Arriving in the West, we realize that we have entered what we in the Western world call the Middle Ages. This is a time for a full-scale recapitulation of the self, a time when many people reexamine their lives up to this point, the assumptions they have made about the world and the agreements they have made with it. It is a time when, in the words of the philosopher Noam Chomsky, many of us will realize that “The average man does not follow reason but faith, and this naive faith [has been founded upon] necessary illusions and emotionally potent simplification on the part of the mythmaker to keep it on course.” We have been living a lie, in other words, one that has been based on our culture’s mythology and its definitions of what makes a ‘real’ acceptable) male or female, success or failure. This myth, most likely, has never been us, but still we have lived it without having seen it before. Now, from the perspective of greater life experience, we begin to question who we are. and, even if we are successful, settled, and wealthy in social terms, if this is enough to satisfy us on a personal and spiritual level. We have been hooked for perhaps 20 years by a vision of success defined in consensus or corporate terms, but now we are beginning to reevaluate who we have been and, with death beginning to breathe down our necks, to reconsider our lives and ask ‘Is that all?’ as we look at who we could have been and how we might better spend our remaining days (more ‘face time’ at the office or watching our kids grow up? Climbing the corporate ladder under an angry and ungrateful boss or surfing the Rocky Mountains? for fun?This is a time of consideration and reflection on who we really are and what we want from our lives, offering us the potential for adaptation, reinvention, rejuvenation, and resurgence into someone new.In reflecting on the past and revisiting the future.Because of this , is characterized by the element of Air, which has the ability to make our past lives disappear and lead us towards a new and deeper sense of a more authentic self.

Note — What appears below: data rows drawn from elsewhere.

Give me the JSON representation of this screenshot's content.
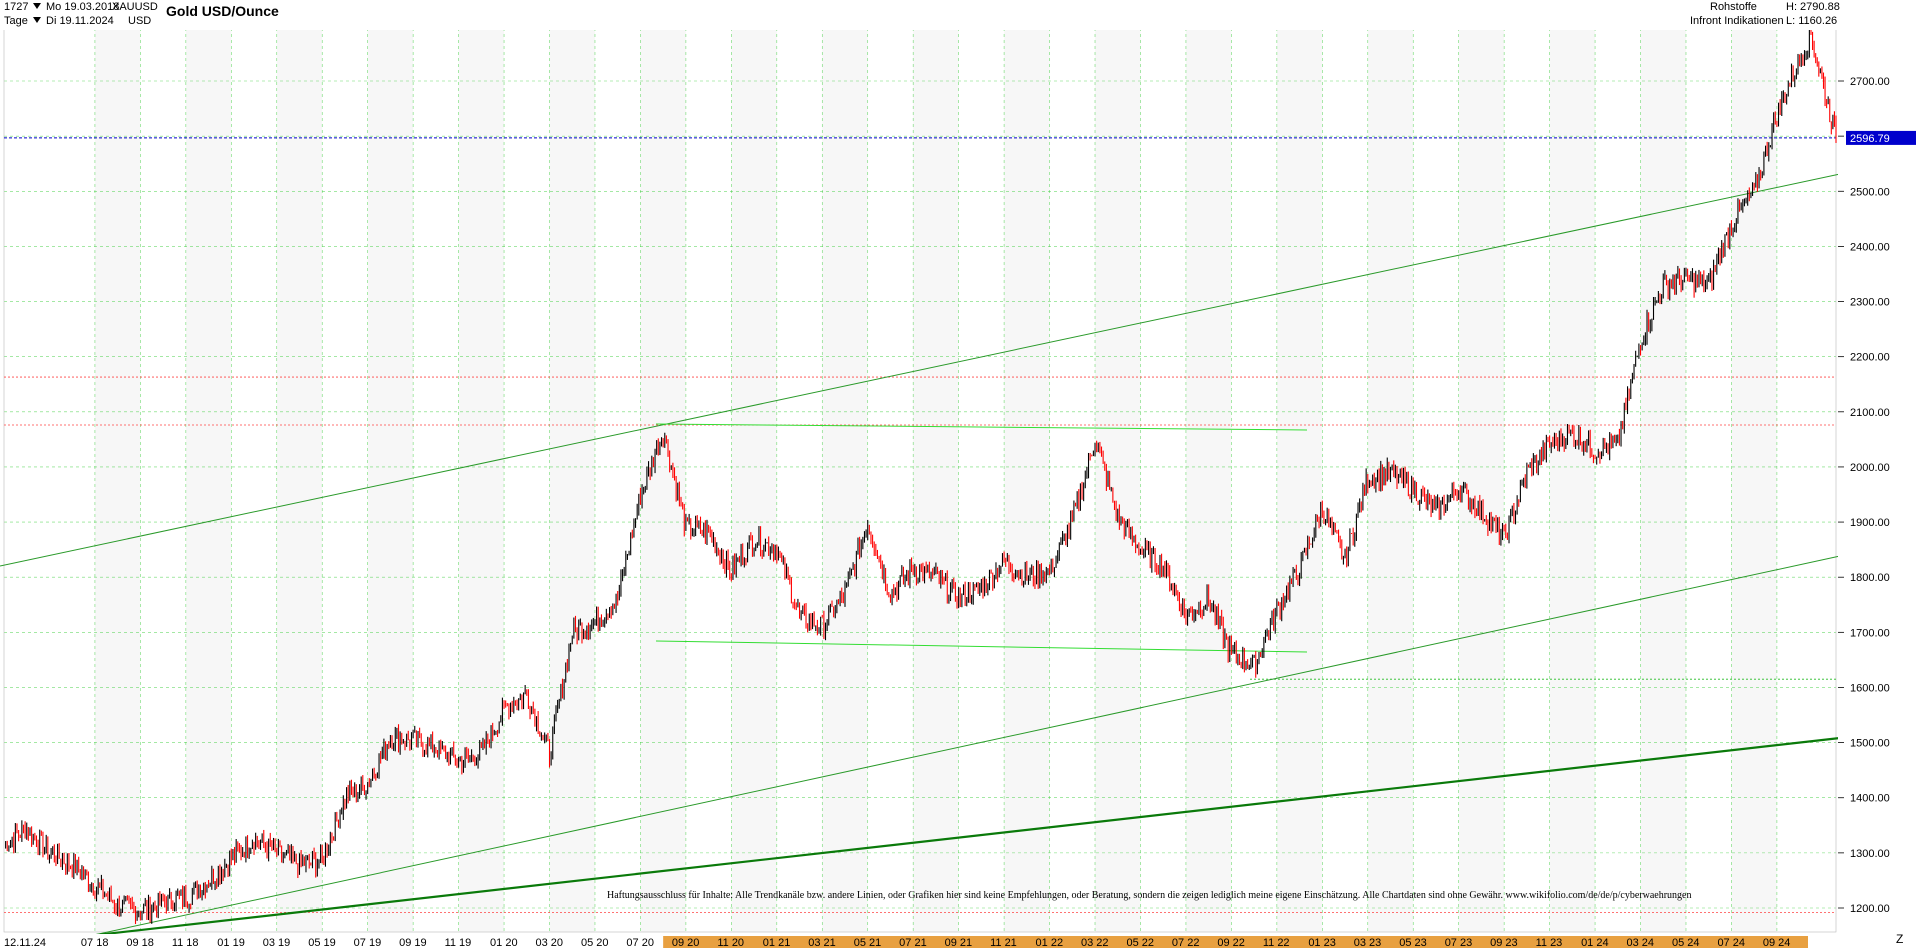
{
  "header": {
    "count": "1727",
    "date_from": "Mo 19.03.2018",
    "symbol": "XAUUSD",
    "period": "Tage",
    "date_to": "Di 19.11.2024",
    "currency": "USD",
    "title": "Gold USD/Ounce",
    "category": "Rohstoffe",
    "provider": "Infront Indikationen",
    "high": "H: 2790.88",
    "low": "L: 1160.26"
  },
  "disclaimer": "Haftungsausschluss für Inhalte: Alle Trendkanäle bzw. andere Linien, oder Grafiken hier sind keine Empfehlungen, oder Beratung, sondern die zeigen lediglich meine eigene Einschätzung. Alle Chartdaten sind ohne Gewähr. www.wikifolio.com/de/de/p/cyberwaehrungen",
  "corner_label": "Z",
  "colors": {
    "up": "#000000",
    "down": "#ff0000",
    "trend": "#2a9a2a",
    "trend_bold": "#0a7a0a",
    "channel_light": "#33dd33",
    "last_price": "#0000cc",
    "grid": "#33cc33",
    "bottom_band": "#e8a040"
  },
  "chart_data": {
    "type": "line",
    "title": "Gold USD/Ounce",
    "ylim": [
      1160,
      2840
    ],
    "yticks": [
      1200,
      1300,
      1400,
      1500,
      1600,
      1700,
      1800,
      1900,
      2000,
      2100,
      2200,
      2300,
      2400,
      2500,
      2600,
      2700
    ],
    "ytick_labels": [
      "1200.00",
      "1300.00",
      "1400.00",
      "1500.00",
      "1600.00",
      "1700.00",
      "1800.00",
      "1900.00",
      "2000.00",
      "2100.00",
      "2200.00",
      "2300.00",
      "2400.00",
      "2500.00",
      "2600.00",
      "2700.00"
    ],
    "xtick_labels": [
      "12.11.24",
      "07 18",
      "09 18",
      "11 18",
      "01 19",
      "03 19",
      "05 19",
      "07 19",
      "09 19",
      "11 19",
      "01 20",
      "03 20",
      "05 20",
      "07 20",
      "09 20",
      "11 20",
      "01 21",
      "03 21",
      "05 21",
      "07 21",
      "09 21",
      "11 21",
      "01 22",
      "03 22",
      "05 22",
      "07 22",
      "09 22",
      "11 22",
      "01 23",
      "03 23",
      "05 23",
      "07 23",
      "09 23",
      "11 23",
      "01 24",
      "03 24",
      "05 24",
      "07 24",
      "09 24"
    ],
    "last_price": 2596.79,
    "last_price_label": "2596.79",
    "high": 2790.88,
    "low": 1160.26,
    "horizontal_levels": [
      {
        "value": 2163,
        "style": "red-dotted"
      },
      {
        "value": 2076,
        "style": "red-dotted"
      },
      {
        "value": 1615,
        "style": "green-dotted"
      },
      {
        "value": 1192,
        "style": "red-dotted"
      }
    ],
    "price_series": {
      "name": "XAUUSD",
      "points": [
        [
          "2018-03",
          1315
        ],
        [
          "2018-04",
          1345
        ],
        [
          "2018-05",
          1300
        ],
        [
          "2018-06",
          1280
        ],
        [
          "2018-07",
          1240
        ],
        [
          "2018-08",
          1205
        ],
        [
          "2018-09",
          1195
        ],
        [
          "2018-10",
          1210
        ],
        [
          "2018-11",
          1220
        ],
        [
          "2018-12",
          1250
        ],
        [
          "2019-01",
          1290
        ],
        [
          "2019-02",
          1325
        ],
        [
          "2019-03",
          1300
        ],
        [
          "2019-04",
          1280
        ],
        [
          "2019-05",
          1285
        ],
        [
          "2019-06",
          1400
        ],
        [
          "2019-07",
          1425
        ],
        [
          "2019-08",
          1510
        ],
        [
          "2019-09",
          1505
        ],
        [
          "2019-10",
          1490
        ],
        [
          "2019-11",
          1465
        ],
        [
          "2019-12",
          1480
        ],
        [
          "2020-01",
          1560
        ],
        [
          "2020-02",
          1590
        ],
        [
          "2020-03",
          1480
        ],
        [
          "2020-04",
          1700
        ],
        [
          "2020-05",
          1720
        ],
        [
          "2020-06",
          1760
        ],
        [
          "2020-07",
          1950
        ],
        [
          "2020-08",
          2065
        ],
        [
          "2020-09",
          1890
        ],
        [
          "2020-10",
          1880
        ],
        [
          "2020-11",
          1810
        ],
        [
          "2020-12",
          1870
        ],
        [
          "2021-01",
          1850
        ],
        [
          "2021-02",
          1730
        ],
        [
          "2021-03",
          1710
        ],
        [
          "2021-04",
          1770
        ],
        [
          "2021-05",
          1900
        ],
        [
          "2021-06",
          1770
        ],
        [
          "2021-07",
          1815
        ],
        [
          "2021-08",
          1800
        ],
        [
          "2021-09",
          1760
        ],
        [
          "2021-10",
          1780
        ],
        [
          "2021-11",
          1830
        ],
        [
          "2021-12",
          1800
        ],
        [
          "2022-01",
          1810
        ],
        [
          "2022-02",
          1900
        ],
        [
          "2022-03",
          2050
        ],
        [
          "2022-04",
          1910
        ],
        [
          "2022-05",
          1850
        ],
        [
          "2022-06",
          1820
        ],
        [
          "2022-07",
          1730
        ],
        [
          "2022-08",
          1760
        ],
        [
          "2022-09",
          1660
        ],
        [
          "2022-10",
          1640
        ],
        [
          "2022-11",
          1740
        ],
        [
          "2022-12",
          1815
        ],
        [
          "2023-01",
          1925
        ],
        [
          "2023-02",
          1830
        ],
        [
          "2023-03",
          1980
        ],
        [
          "2023-04",
          1990
        ],
        [
          "2023-05",
          1960
        ],
        [
          "2023-06",
          1920
        ],
        [
          "2023-07",
          1960
        ],
        [
          "2023-08",
          1920
        ],
        [
          "2023-09",
          1870
        ],
        [
          "2023-10",
          1990
        ],
        [
          "2023-11",
          2040
        ],
        [
          "2023-12",
          2060
        ],
        [
          "2024-01",
          2030
        ],
        [
          "2024-02",
          2040
        ],
        [
          "2024-03",
          2230
        ],
        [
          "2024-04",
          2330
        ],
        [
          "2024-05",
          2340
        ],
        [
          "2024-06",
          2330
        ],
        [
          "2024-07",
          2440
        ],
        [
          "2024-08",
          2500
        ],
        [
          "2024-09",
          2640
        ],
        [
          "2024-10",
          2740
        ],
        [
          "2024-10",
          2785
        ],
        [
          "2024-11",
          2596
        ]
      ]
    },
    "trend_lines": [
      {
        "name": "upper channel",
        "from": [
          "2018-03",
          1818
        ],
        "to": [
          "2024-11",
          2538
        ],
        "style": "thin-green"
      },
      {
        "name": "lower channel",
        "from": [
          "2018-07",
          1160
        ],
        "to": [
          "2024-11",
          1840
        ],
        "style": "thin-green"
      },
      {
        "name": "long-term support",
        "from": [
          "2018-07",
          1160
        ],
        "to": [
          "2024-11",
          1510
        ],
        "style": "bold-green"
      },
      {
        "name": "range top",
        "from": [
          "2020-08",
          2078
        ],
        "to": [
          "2022-12",
          2070
        ],
        "style": "light-green"
      },
      {
        "name": "range bottom",
        "from": [
          "2020-08",
          1685
        ],
        "to": [
          "2022-12",
          1665
        ],
        "style": "light-green"
      }
    ]
  }
}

Finally, we come to the North, and if we have done the necessary work throughout our journey around the wheel, we can experience a true understanding of ourselves, which leads us to a deep peace and harmony, where we can look back on life and see our true place in the world, the meaning of our life’s path and, perhaps, the flow of all things, from a perspective of wisdom and good humor. We are able to take a more spiritual and reflective look at things and experience maturity and rootedness, where we can be at the service of our community and happy with ourselves. This fundamental quality of the North is represented by the Earth element, which is appropriate because this is also the place of death, where we return to Earth before being reborn in the East as the cycle continues into new lives to come.

Once again, it is worth emphasizing that these four are only enemies when you have not faced them; As soon as you enter into battle with them, you automatically transform them into allies that can help you in your search for balance and internal harmony and, once you achieve it, external success is assured since you are the great dreamer of your world.

The path of all warriors is not to hide within fantasy or seek only the ‘light’ (as is the path of many modern ‘new age’ practices), but also to embrace the darkness, for it is only in our shadows ( when the light is behind us) that we see ourselves truly reflected, and only then can we direct ourselves and heal our pains so that the world itself is healed.